Никакие увещевания, ни брань со стороны Мирабо не могли изменить принятого возницею решения; он только все сильнее погонял лошадей, так что приходилось бояться, чтобы экипаж не опрокинулся на плохой дороге.
– И ты вправду подозреваешь, что женщина могла нанять против тебя убийцу? – вновь спросила Генриетта, думавшая не о новой опасности, а о сказанных ей словах Мирабо. Пока тот, несколько смущенный, медлил с ответом, она тихо прибавила: – Говорят, госпожа Калонн очень красивая, но очень злая женщина. Я слышала, что она родом из Италии.
– А нам-то что до этого, дитя мое? – возразил Мирабо, смеясь, но в то же время жалея, что неосторожным словом выдал себя.
– Я не раз читала, как мстительны итальянки и как они бросаются с кинжалом и ядом, если только считают себя оскорбленными кем-либо, – продолжала Генриетта, боязливо придвигаясь к Мирабо. – Разве они не могли тоже велеть стрелять из пистолета?
– Нет, мое сокровище, этого я не думаю, – просто ответил Мирабо на этот наивный вопрос и, чтобы заставить ее замолчать, стал целовать ее уста. – Женщина, нанявшая убийц для меня, – продолжал он, – называется случай, преследующий меня во всех моих путешествиях. Было ли хоть одно, где бы мне не угрожала опасность?
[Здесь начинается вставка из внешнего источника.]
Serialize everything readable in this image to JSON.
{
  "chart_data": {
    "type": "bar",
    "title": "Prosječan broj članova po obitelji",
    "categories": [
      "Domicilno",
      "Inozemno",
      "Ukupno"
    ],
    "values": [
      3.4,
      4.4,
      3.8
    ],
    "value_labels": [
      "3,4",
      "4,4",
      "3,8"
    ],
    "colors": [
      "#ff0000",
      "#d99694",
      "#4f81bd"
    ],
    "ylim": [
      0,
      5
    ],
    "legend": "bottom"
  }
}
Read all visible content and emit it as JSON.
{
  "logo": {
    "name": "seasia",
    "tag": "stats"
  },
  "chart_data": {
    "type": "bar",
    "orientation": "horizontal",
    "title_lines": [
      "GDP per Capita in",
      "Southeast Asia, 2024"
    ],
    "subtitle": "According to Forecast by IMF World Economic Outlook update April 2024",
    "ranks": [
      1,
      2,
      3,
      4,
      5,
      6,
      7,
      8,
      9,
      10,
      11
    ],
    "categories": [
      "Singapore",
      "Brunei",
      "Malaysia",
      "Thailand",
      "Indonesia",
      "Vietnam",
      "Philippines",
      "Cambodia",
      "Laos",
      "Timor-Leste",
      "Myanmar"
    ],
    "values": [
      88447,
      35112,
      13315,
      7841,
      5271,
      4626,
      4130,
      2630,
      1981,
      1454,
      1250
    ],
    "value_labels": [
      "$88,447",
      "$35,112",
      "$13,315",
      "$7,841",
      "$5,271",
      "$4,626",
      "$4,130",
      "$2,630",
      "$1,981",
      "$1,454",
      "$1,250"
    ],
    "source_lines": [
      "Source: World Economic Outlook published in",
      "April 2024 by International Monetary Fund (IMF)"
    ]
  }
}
Вспомни нашу поездку в Лондон, когда мы чуть не погибли почти в самом порту?
Хотя это спокойное, полное достоинства объяснение далеко не вполне удовлетворило Генриетту, однако мысли ее обратились в другую сторону, потому что в эту минуту экипаж подъехал к почтовой станции, где царствовало уже большое волнение по поводу случившегося.
Объятый страхом слуга Мирабо пустился бежать и ранее возвратившейся кареты прибыл на станцию, где поднял всех на ноги своими страшными рассказами. Теперь он стоял у дверей кареты, помогая графу Мирабо выйти из нее.
Мирабо тотчас же стал громко звать почтмейстера, и как только тот нерешительно и в страхе появился, то услышал громовое повеление дать другого ямщика или же приказать этому, повернувшему обратно против воли путников, немедленно продолжать путь.
Ямщик заявил, что он не поедет вновь по той же дороге, потому что лес полон разбойниками и убийцами, и он не может рисковать своею жизнью и своими лошадьми. Напрасно убеждали его, что нельзя опасаться нового нападения, потому что разбойники должны же предположить, что тем временем о них оповестили, человек стоял на своем; почтмейстер же заявил, что, во всяком случае, продолжать путь без риска можно лишь через несколько часов, ввиду поврежденных при последней быстрой езде колес экипажа.
Мирабо пришлось согласиться на такую задержку, хотя и с вспышками гнева. Няню с Коко проводили в комнату почтовой станции, где едва уместилось еще несколько лиц, а потому Мирабо и Генриетта предпочли оставаться на воздухе, несмотря на резкий ночной холод. Темное небо было усеяно мириадами сверкавших, точно огненные искры, звезд. Генриетта мечтательно глядела в бесконечную высь, ближе прижимаясь к Мирабо, набросившему на плечи нежной подруги часть своей великолепной шубы. Генриетта стала сильно кашлять. Утомление в пути, предпринятом Мирабо с такою поспешностью, отзывалось на ее пошатнувшемся с некоторых пор здоровье.
– Скажи мне, Мирабо, – начала она после минутного молчания, – отчего ты так страшно спешишь с этим путешествием? Я не жалуюсь, потому что минута, подобная настоящей, когда я с тобою вдвоем, под чудным звездным небом, вдали от целого мира, вознаграждает меня за все приключения и весь мой страх. Но холод силен, и я боюсь, как бы маленький Коко серьезно не пострадал от ночного путешествия.
– Он уже четырехлетний молодой человек, – возразил Мирабо шутя, – и должен со временем стать настоящим мужчиной, а для этого нужно смолоду привыкать к разным невзгодам. Впрочем, думаю, все обойдется благополучно; он хорошо закутан, и няня, провансальская крестьянка, не спускающая его с рук, согревает его своим полным жизни дыханием. Спешу же я так потому, – прибавил он, помолчав и вперяя взор на двигающиеся над его головой звезды, – что великие люди походят на эти небесные светила. Вот мы видим их и повергаемся в прах перед их сиянием. А в эту же минуту они двигаются над нами во всем своем великолепии, и не успеем мы опомниться, как уже они исчезают для нашего взора.
Генриетта вопросительно смотрела на него.